The apparent reversal comes just one day after its former president David Marcus slammed the online payment firm over the implication that it could seize customers’ money for finding their views objectionable.

‘It’s hard for me to openly criticize a company I used to love and gave so much to,’ he tweeted on Saturday. ‘But @PayPal’s new AUP goes against everything I believe in.

‘A private company now gets to decide to take your money if you say something thy disagree with. Insanity.’

Tesla CEO Elon Musk soon replied that he ‘agreed,’ in a tweet that garnered more than 27,400 likes.

The new policy was originally scheduled to be added to the restricting activity section of the new PayPal User Agreement on November 3, Daily Wire reported on Friday. 

paypal to fine $2500 users spreading misinformation
Paypal to fine $2500 users spreading misinformation policy retracted after wide backlash on social media.

Define misinformation? Define free speech? 

Changes included the prohibition on the ‘sending, posting, or publication of any messages, content, or materials’ that ‘promote misinformation.’

What constitutes ‘misinformation,’ the AUP said, would be the ‘sole discretion’ of the company.

And while the original policy already forbade ‘hate, intolerance and discrimination’ the new policy would have added protections for specific ‘protected groups’ and individuals or groups based on protected characteristics’ like race, religion, gender or gender identity and sexual orientation.

The firm’s current rulebook doesn’t list these terms. It’s unclear whether PayPal will also pull back these specific prohibitions on ‘discriminatory’ language, or if it is only scrubbing the ‘misinformation’ clause.

But according to the AUP sent out earlier this week, breaking any of the new rules ‘may subject you to damages, including liquidated damages of $2,500.00 US dollars per violation, which may be debited directly from your PayPal account.’

The company noted that as part of its user agreement, account holders accept and must attest that the penalty is ‘presently a reasonable minimum estimate of PayPal’s actual damages’ due to the expenses the firm incurs by accounting for violations, as well as the damage to its reputation.

Wrong thought activism? 

The company also recently banned Gays Against Groomers, a group comprising LGBT individuals that fight against the sexualization and transitioning of minors.
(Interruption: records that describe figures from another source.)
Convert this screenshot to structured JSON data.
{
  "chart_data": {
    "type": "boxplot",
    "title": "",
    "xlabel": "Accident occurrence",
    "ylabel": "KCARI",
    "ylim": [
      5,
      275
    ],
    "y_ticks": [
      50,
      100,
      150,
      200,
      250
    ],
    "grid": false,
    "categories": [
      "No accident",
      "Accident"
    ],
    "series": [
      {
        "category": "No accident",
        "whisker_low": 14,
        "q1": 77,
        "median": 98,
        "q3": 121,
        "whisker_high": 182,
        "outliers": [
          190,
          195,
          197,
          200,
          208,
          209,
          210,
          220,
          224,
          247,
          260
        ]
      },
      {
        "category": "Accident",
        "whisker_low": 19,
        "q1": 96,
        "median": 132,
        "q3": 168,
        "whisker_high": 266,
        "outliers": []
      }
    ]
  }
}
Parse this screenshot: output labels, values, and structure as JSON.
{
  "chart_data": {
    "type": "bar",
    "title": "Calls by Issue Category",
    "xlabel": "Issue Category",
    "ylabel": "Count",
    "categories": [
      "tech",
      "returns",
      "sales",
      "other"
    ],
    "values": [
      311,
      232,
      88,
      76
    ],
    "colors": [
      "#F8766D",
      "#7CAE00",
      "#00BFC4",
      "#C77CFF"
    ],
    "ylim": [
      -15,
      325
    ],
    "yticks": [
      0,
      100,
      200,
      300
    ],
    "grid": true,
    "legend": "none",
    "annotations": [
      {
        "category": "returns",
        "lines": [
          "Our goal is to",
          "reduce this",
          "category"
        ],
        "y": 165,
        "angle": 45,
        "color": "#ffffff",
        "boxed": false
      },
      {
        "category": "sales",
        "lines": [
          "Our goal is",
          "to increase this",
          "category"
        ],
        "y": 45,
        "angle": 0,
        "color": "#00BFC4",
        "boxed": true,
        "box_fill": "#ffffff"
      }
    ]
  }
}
The ban came after LGBT advocates labeled the entity a ‘hate group.’

Minutes later, PayPal’s subsidiary Venmo reportedly barred the organization from access. Evolutionary biologist Colin Wright and journalist Ian Miles Cheong, who regularly expose the dangers of transgenderism for minors, have also been removed.
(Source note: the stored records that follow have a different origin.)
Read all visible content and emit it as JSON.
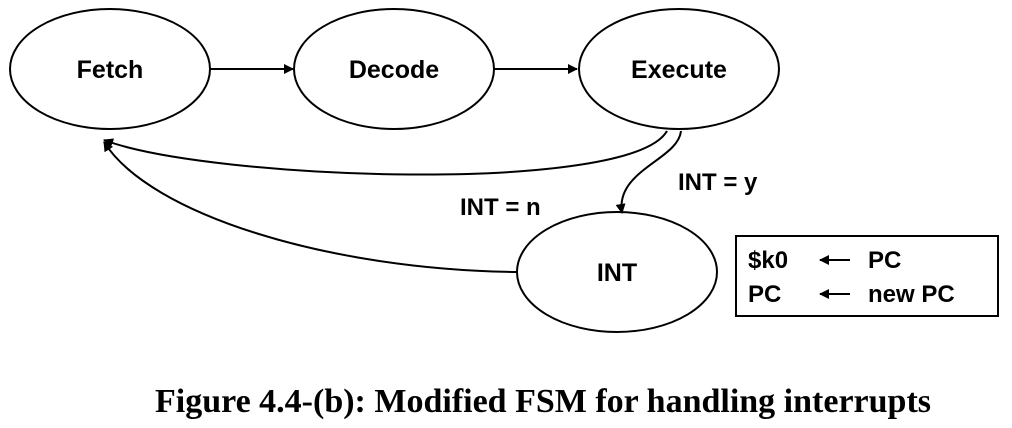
{
  "states": {
    "fetch": "Fetch",
    "decode": "Decode",
    "execute": "Execute",
    "int": "INT"
  },
  "edges": {
    "int_yes": "INT = y",
    "int_no": "INT = n"
  },
  "actions": {
    "row1_left": "$k0",
    "row1_right": "PC",
    "row2_left": "PC",
    "row2_right": "new PC"
  },
  "caption": "Figure 4.4-(b): Modified FSM for handling interrupts",
  "colors": {
    "stroke": "#000000",
    "background": "#ffffff"
  }
}
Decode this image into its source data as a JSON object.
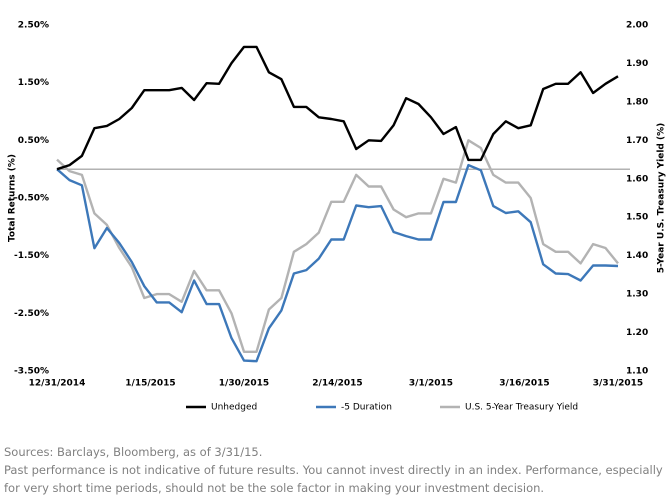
{
  "chart_data": {
    "type": "line",
    "y_label": "Total Returns (%)",
    "y2_label": "5-Year U.S. Treasury Yield (%)",
    "x": [
      "12/31/2014",
      "1/2/2015",
      "1/4/2015",
      "1/6/2015",
      "1/8/2015",
      "1/10/2015",
      "1/12/2015",
      "1/14/2015",
      "1/16/2015",
      "1/18/2015",
      "1/20/2015",
      "1/22/2015",
      "1/24/2015",
      "1/26/2015",
      "1/28/2015",
      "1/30/2015",
      "2/1/2015",
      "2/3/2015",
      "2/5/2015",
      "2/7/2015",
      "2/9/2015",
      "2/11/2015",
      "2/13/2015",
      "2/15/2015",
      "2/17/2015",
      "2/19/2015",
      "2/21/2015",
      "2/23/2015",
      "2/25/2015",
      "2/27/2015",
      "3/1/2015",
      "3/3/2015",
      "3/5/2015",
      "3/7/2015",
      "3/9/2015",
      "3/11/2015",
      "3/13/2015",
      "3/15/2015",
      "3/17/2015",
      "3/19/2015",
      "3/21/2015",
      "3/23/2015",
      "3/25/2015",
      "3/27/2015",
      "3/29/2015",
      "3/31/2015"
    ],
    "xlim": [
      "12/31/2014",
      "3/31/2015"
    ],
    "xticks": [
      "12/31/2014",
      "1/15/2015",
      "1/30/2015",
      "2/14/2015",
      "3/1/2015",
      "3/16/2015",
      "3/31/2015"
    ],
    "ylim": [
      -3.5,
      2.5
    ],
    "yticks": [
      {
        "value": 2.5,
        "label": "2.50%"
      },
      {
        "value": 1.5,
        "label": "1.50%"
      },
      {
        "value": 0.5,
        "label": "0.50%"
      },
      {
        "value": -0.5,
        "label": "-0.50%"
      },
      {
        "value": -1.5,
        "label": "-1.50%"
      },
      {
        "value": -2.5,
        "label": "-2.50%"
      },
      {
        "value": -3.5,
        "label": "-3.50%"
      }
    ],
    "y2lim": [
      1.1,
      2.0
    ],
    "y2ticks": [
      {
        "value": 2,
        "label": "2.00"
      },
      {
        "value": 1.9,
        "label": "1.90"
      },
      {
        "value": 1.8,
        "label": "1.80"
      },
      {
        "value": 1.7,
        "label": "1.70"
      },
      {
        "value": 1.6,
        "label": "1.60"
      },
      {
        "value": 1.5,
        "label": "1.50"
      },
      {
        "value": 1.4,
        "label": "1.40"
      },
      {
        "value": 1.3,
        "label": "1.30"
      },
      {
        "value": 1.2,
        "label": "1.20"
      },
      {
        "value": 1.1,
        "label": "1.10"
      }
    ],
    "legend": "bottom",
    "series": [
      {
        "name": "Unhedged",
        "color": "#000000",
        "values": [
          0.0,
          0.07,
          0.23,
          0.71,
          0.75,
          0.87,
          1.06,
          1.37,
          1.37,
          1.37,
          1.41,
          1.2,
          1.49,
          1.48,
          1.84,
          2.12,
          2.12,
          1.68,
          1.56,
          1.08,
          1.08,
          0.9,
          0.87,
          0.83,
          0.35,
          0.5,
          0.49,
          0.76,
          1.23,
          1.13,
          0.9,
          0.61,
          0.73,
          0.16,
          0.16,
          0.61,
          0.83,
          0.71,
          0.76,
          1.39,
          1.48,
          1.48,
          1.68,
          1.32,
          1.48,
          1.61
        ]
      },
      {
        "name": "-5 Duration",
        "color": "#3d78b9",
        "values": [
          0.0,
          -0.19,
          -0.28,
          -1.37,
          -1.02,
          -1.28,
          -1.61,
          -2.03,
          -2.31,
          -2.31,
          -2.48,
          -1.93,
          -2.34,
          -2.34,
          -2.93,
          -3.32,
          -3.33,
          -2.76,
          -2.45,
          -1.81,
          -1.75,
          -1.55,
          -1.22,
          -1.22,
          -0.63,
          -0.66,
          -0.64,
          -1.09,
          -1.16,
          -1.22,
          -1.22,
          -0.57,
          -0.57,
          0.07,
          -0.02,
          -0.64,
          -0.76,
          -0.73,
          -0.92,
          -1.65,
          -1.81,
          -1.82,
          -1.93,
          -1.67,
          -1.67,
          -1.68
        ]
      },
      {
        "name": "U.S. 5-Year Treasury Yield",
        "color": "#b3b3b3",
        "axis": "y2",
        "values": [
          1.65,
          1.62,
          1.61,
          1.51,
          1.48,
          1.42,
          1.37,
          1.29,
          1.3,
          1.3,
          1.28,
          1.36,
          1.31,
          1.31,
          1.25,
          1.15,
          1.15,
          1.26,
          1.29,
          1.41,
          1.43,
          1.46,
          1.54,
          1.54,
          1.61,
          1.58,
          1.58,
          1.52,
          1.5,
          1.51,
          1.51,
          1.6,
          1.59,
          1.7,
          1.68,
          1.61,
          1.59,
          1.59,
          1.55,
          1.43,
          1.41,
          1.41,
          1.38,
          1.43,
          1.42,
          1.38
        ]
      }
    ]
  },
  "footnote": {
    "source": "Sources: Barclays, Bloomberg, as of 3/31/15.",
    "disclaimer": "Past performance is not indicative of future results. You cannot invest directly in an index. Performance, especially for very short time periods, should not be the sole factor in making your investment decision."
  }
}
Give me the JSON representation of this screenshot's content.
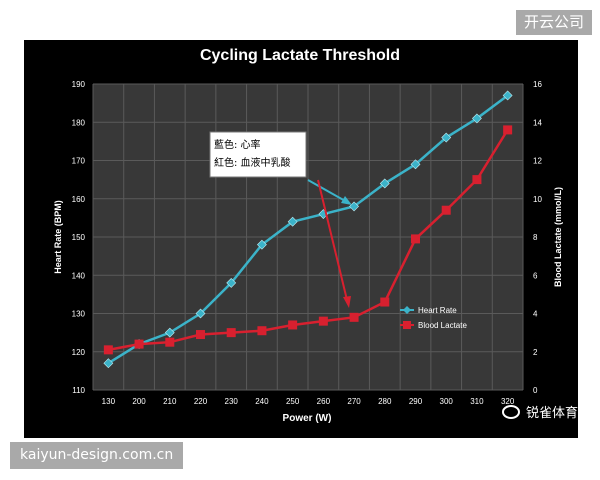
{
  "watermarks": {
    "top_right": "开云公司",
    "bottom_left": "kaiyun-design.com.cn",
    "logo_text": "锐雀体育"
  },
  "annotation": {
    "line1": "藍色: 心率",
    "line2": "紅色: 血液中乳酸"
  },
  "chart_data": {
    "type": "line",
    "title": "Cycling Lactate Threshold",
    "xlabel": "Power (W)",
    "ylabel_left": "Heart Rate (BPM)",
    "ylabel_right": "Blood Lactate (mmol/L)",
    "categories": [
      130,
      200,
      210,
      220,
      230,
      240,
      250,
      260,
      270,
      280,
      290,
      300,
      310,
      320
    ],
    "ylim_left": [
      110,
      190
    ],
    "yticks_left": [
      110,
      120,
      130,
      140,
      150,
      160,
      170,
      180,
      190
    ],
    "ylim_right": [
      0,
      16
    ],
    "yticks_right": [
      0,
      2,
      4,
      6,
      8,
      10,
      12,
      14,
      16
    ],
    "grid": true,
    "legend_position": "lower-right-inside",
    "colors": {
      "background": "#000000",
      "plot": "#383838",
      "grid": "#5a5a5a",
      "heart_rate": "#3bb3c9",
      "lactate": "#d8202f",
      "text": "#ffffff"
    },
    "series": [
      {
        "name": "Heart Rate",
        "axis": "left",
        "marker": "diamond",
        "values": [
          117,
          122,
          125,
          130,
          138,
          148,
          154,
          156,
          158,
          164,
          169,
          176,
          181,
          187
        ]
      },
      {
        "name": "Blood Lactate",
        "axis": "right",
        "marker": "square",
        "values": [
          2.1,
          2.4,
          2.5,
          2.9,
          3.0,
          3.1,
          3.4,
          3.6,
          3.8,
          4.6,
          7.9,
          9.4,
          11.0,
          13.6
        ]
      }
    ]
  }
}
And then there were these reactions on social media below that caught this author’s attention. See what you think?

I have a feeling this was done as an experiment to gauge social reaction. I do not think it would be a stretch at all to assume that the “powers that be”, whom are affiliated with companies like Paypal, actually want to dictate speech and are experimenting with ways to manifest this into reality. They threw this policy against the wall to see if it would stick, and it did not. So now they are falsely claiming it was sent out in “error”. Just like how Twitter and Facebook censor dissident speech in “error” after enough backlash.

This is part of an all out campaign to threaten, intimidate people so they self-censor. No censorship is as effective as self-censorship.
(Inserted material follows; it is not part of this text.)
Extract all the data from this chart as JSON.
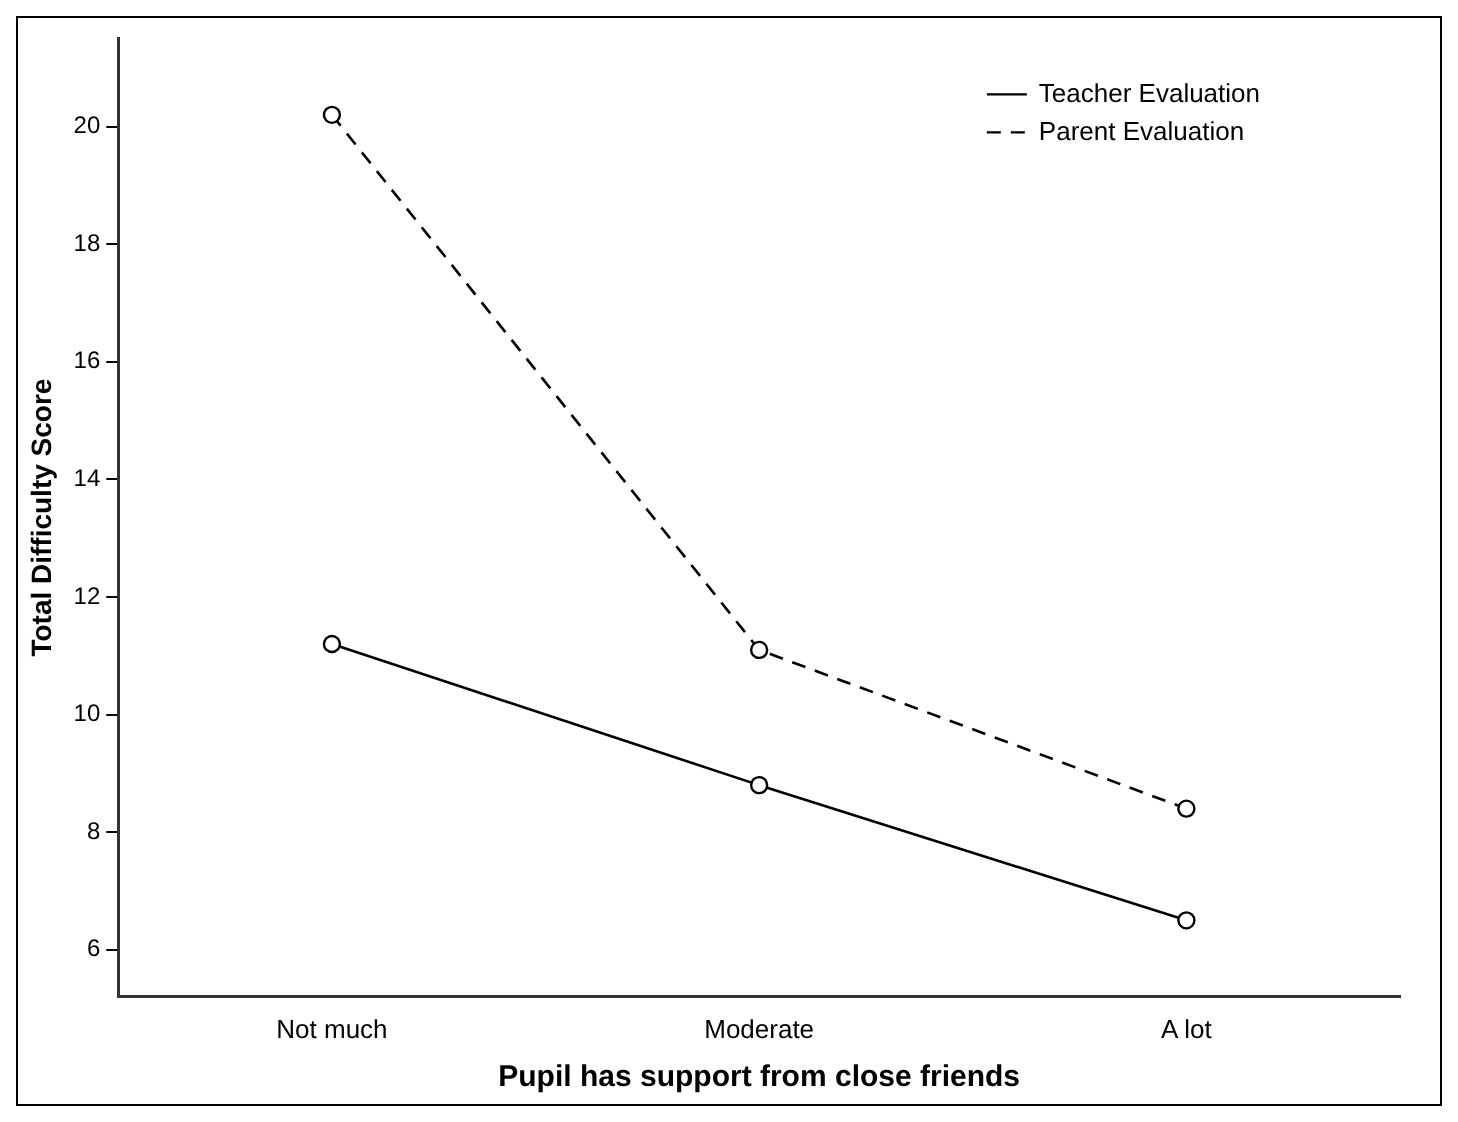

Are they saying that people expressing unpopular opinions personally on their own time in forums not associated with paypal may be fined for expressing those opinions, if the company itself deems those opinions misinformation? I’m not sure how that would possibly be acceptable with the laws of almost all Western countries, and a number of Asian countries. In the U.S. obviously this is obviously invalid. You can’t take somebody’s property just because you don’t like what they’re saying. That would lead to chaos.

Just deleted all my bank and credit card information from PayPal. No need to part of a corrupt and dictatorial organization! Next step is to close the account permanently and take my business elsewhere.